Jesus was guilty under Jewish law. But Romans were in charge. Only the Roman governor could approve the death penalty. The Jewish courts weren’t allowed to carry out capital punishment. So the chief priests had to take Jesus to the Roman governor, Pilate, for a second trial. They had to convince Pilate that Jesus was guilty of a crime worthy of death. So when Jesus came before Pilate, “Pilate asked him, Art thou the King of the Jews?” And he answering said unto him, Thou sayest it.” This trial didn’t get off to a good start for Jesus either. “And the chief priests accused him of many things: but he answered nothing. And Pilate asked him again, saying, Answerest thou nothing? behold how many things they witness against thee. But Jesus yet answered nothing; so that Pilate marvelled.”

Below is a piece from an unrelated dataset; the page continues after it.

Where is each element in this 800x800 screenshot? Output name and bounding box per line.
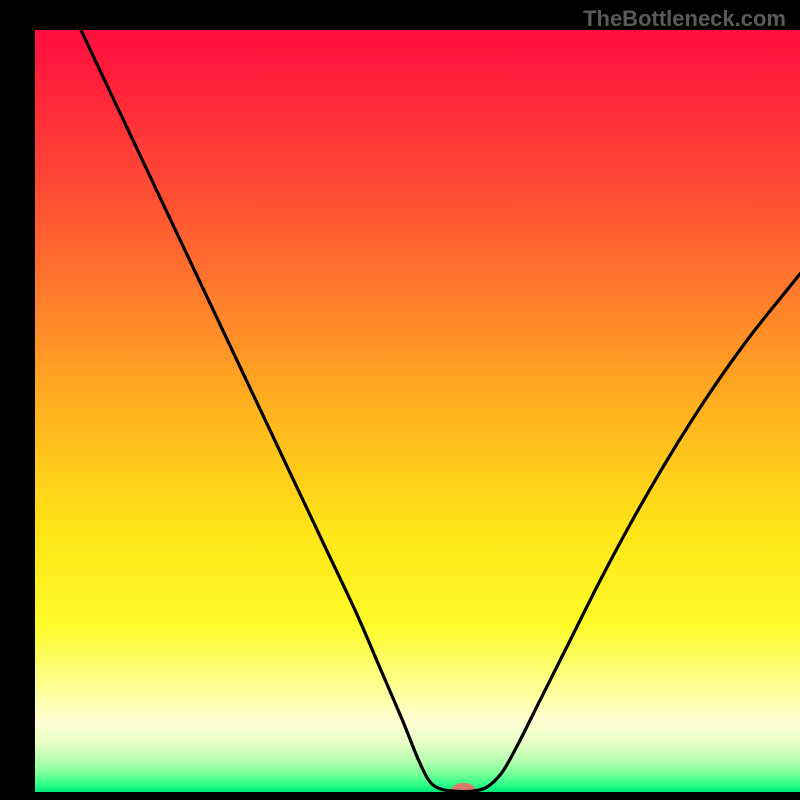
chart-container: TheBottleneck.com [0, 0, 800, 800]
plot-background [35, 30, 800, 792]
watermark-text: TheBottleneck.com [583, 6, 786, 32]
bottleneck-chart [0, 0, 800, 800]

Pilate “marvelled” but Jesus remained silent. Pilate doesn’t seem to be a cruel or vindictive governor. He just wants to keep the peace in Jerusalem for the emperor Octavius Caesar (Augustus) back in Rome. But in this particular case Pilate wants to release Jesus. He doesn’t think Jesus is guilty of any crime, much less blasphemy, which isn’t a crime under Roman law. He tells the Jewish crowd this. “And they cried out again, Crucify him. Then Pilate said unto them, Why, what evil hath he done? And they cried out the more exceedingly, Crucify him.” The rest of this story gets pretty ugly. Lies win out over truth. Mob rule wins out over justice. The bad guys win out over the good guys. They took Jesus “unto the place Golgotha, which is, being interpreted, The place of a skull.” And there they put him to an excruciating death on a wooden cross. What happened next changed the whole course of history. Three women came back after three days to take care of the body of Jesus, but it wasn’t there. What happened to his body is controversial. Some folks say he rose from the dead and lives in heaven and will come back to earth someday. Other folks say that’s just sheer nonsense. Jesus was extremely controversial in his own time. Why should our own age be any different? Mark tells a great story and lets the reader decide.